The punk style began to gain notoriety when the Sex Pistols wore clothes from Westwood and McLaren's shop at their first gig. The 'punk style' included BDSM fashion, bondage gear, safety pins, razor blades, bicycle or lavatory chains on clothing and spiked dog collars that were used as jewelry as well as the outrageous make-up and hair. The inclusion of more traditional elements of British design, such as tartan fabric, amongst the more uncommon elements of her style only served to make the overall effect her designs more shocking.
Together, Westwood and McLaren revolutionized fashion, and the impact is still felt today.
Westwood's first runway show was the Pirate collection in London, in March 1981. Her design style had evolved so that her main interests included not only the youth and street culture but also tradition and technique.
Westwood worked historical factors into her collection by using historical 17th-18th century original cutting principles and modernising them. This collection was all about 'gold and treasure, adventure and exploration'. Other influences in Westwood's work have included ethnic Peruvian influence, feminine figure, and velvet and knitwear. The historical influence also, was always shown in her work.
In December 2003, she and the Wedgwood pottery company launched a series of tea sets featuring her designs.
Her first major retrospective of her work was shown in 2004-2005 at the Victoria and Albert Museum, London, and the National Gallery of Australia. The exhibition is made up of around 145 complete outfits, grouped into the themes which have dominated her work from the early 1970s to the present day and were drawn from her own personal archive and the V&A's extensive collection. They range from early Punk garments to glamorous 'historical' evening gowns. The retrospective is still currently touring the world and is set to continue until 2008.
In September 2005, Westwood joined forces with the British civil rights group Liberty and launched exclusive limited design T-shirts and baby wear bearing the slogan I AM NOT A TERRORIST, please don't arrest me.

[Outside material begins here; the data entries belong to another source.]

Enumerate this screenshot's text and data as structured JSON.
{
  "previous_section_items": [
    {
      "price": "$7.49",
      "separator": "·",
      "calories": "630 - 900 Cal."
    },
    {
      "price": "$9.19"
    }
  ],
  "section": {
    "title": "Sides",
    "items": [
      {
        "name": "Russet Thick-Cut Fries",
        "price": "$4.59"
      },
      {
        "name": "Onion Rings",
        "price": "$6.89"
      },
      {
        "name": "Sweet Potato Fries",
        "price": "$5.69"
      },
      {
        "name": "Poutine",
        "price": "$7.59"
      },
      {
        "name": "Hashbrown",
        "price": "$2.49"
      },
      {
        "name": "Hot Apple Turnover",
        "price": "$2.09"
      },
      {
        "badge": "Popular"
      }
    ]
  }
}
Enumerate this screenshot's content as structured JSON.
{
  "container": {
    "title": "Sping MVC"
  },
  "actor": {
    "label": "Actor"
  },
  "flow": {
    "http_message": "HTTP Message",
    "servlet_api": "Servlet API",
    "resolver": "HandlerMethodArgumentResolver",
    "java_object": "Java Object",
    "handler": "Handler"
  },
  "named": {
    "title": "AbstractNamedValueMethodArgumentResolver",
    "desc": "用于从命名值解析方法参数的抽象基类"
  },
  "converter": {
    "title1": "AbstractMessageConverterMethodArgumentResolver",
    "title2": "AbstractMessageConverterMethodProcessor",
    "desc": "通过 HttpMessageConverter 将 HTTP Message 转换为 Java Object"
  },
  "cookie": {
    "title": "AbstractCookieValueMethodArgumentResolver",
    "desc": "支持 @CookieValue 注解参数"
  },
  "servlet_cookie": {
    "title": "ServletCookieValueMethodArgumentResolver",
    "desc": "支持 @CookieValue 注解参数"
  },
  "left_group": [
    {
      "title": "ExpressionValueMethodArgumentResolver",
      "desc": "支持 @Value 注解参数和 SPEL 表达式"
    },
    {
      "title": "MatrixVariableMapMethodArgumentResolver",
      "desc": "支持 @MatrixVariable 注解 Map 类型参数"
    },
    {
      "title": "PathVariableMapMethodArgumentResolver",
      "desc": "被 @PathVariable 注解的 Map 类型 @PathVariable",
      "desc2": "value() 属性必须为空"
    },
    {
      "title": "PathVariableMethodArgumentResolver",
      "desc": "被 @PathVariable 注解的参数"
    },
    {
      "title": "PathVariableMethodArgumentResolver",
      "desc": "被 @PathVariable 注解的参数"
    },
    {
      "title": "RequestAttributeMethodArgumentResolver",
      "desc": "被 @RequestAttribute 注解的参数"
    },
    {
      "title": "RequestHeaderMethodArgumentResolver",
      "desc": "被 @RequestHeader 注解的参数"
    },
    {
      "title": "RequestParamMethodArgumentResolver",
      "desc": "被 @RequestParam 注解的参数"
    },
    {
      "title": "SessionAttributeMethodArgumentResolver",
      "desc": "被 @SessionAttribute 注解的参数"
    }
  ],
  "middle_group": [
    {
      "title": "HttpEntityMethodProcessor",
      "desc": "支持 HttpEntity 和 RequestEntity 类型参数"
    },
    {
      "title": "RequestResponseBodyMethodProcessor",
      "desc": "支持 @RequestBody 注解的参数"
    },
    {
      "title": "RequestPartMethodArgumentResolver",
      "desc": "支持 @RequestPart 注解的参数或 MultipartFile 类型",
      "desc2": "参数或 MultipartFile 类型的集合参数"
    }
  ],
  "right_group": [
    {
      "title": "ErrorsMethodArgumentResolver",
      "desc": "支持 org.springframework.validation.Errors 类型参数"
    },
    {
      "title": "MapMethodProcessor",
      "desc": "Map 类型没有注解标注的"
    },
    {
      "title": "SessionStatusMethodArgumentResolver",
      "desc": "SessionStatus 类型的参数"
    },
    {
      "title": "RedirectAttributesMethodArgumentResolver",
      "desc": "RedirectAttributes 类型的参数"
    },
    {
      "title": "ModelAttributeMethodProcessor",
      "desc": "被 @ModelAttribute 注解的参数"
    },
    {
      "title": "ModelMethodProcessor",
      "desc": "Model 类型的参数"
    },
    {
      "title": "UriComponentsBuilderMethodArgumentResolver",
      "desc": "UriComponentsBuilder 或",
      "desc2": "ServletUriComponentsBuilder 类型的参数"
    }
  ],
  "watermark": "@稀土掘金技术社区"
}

Westwood said she was supporting the campaign and defending habeas corpus. "When I was a schoolgirl my history teacher, Mr. Scott, began to take classes in civic affairs. The first thing he explained to us was the fundamental rule of law embodied in habeas corpus. He spoke with pride of civilization and democracy. The hatred of arbitrary arrest by the lettres de cachet of the French monarchy caused the storming of the Bastille. We can only take democracy for granted if we insist on our liberty", she said. The sale of the 50 T-shirts raised funds for the organization.
Her Autumn/winter 2005/06 collection draws inspiration from her archive, reinterpreting designs using Wolford's exclusive knitting technology, who she has worked in close collaboration with since 2003.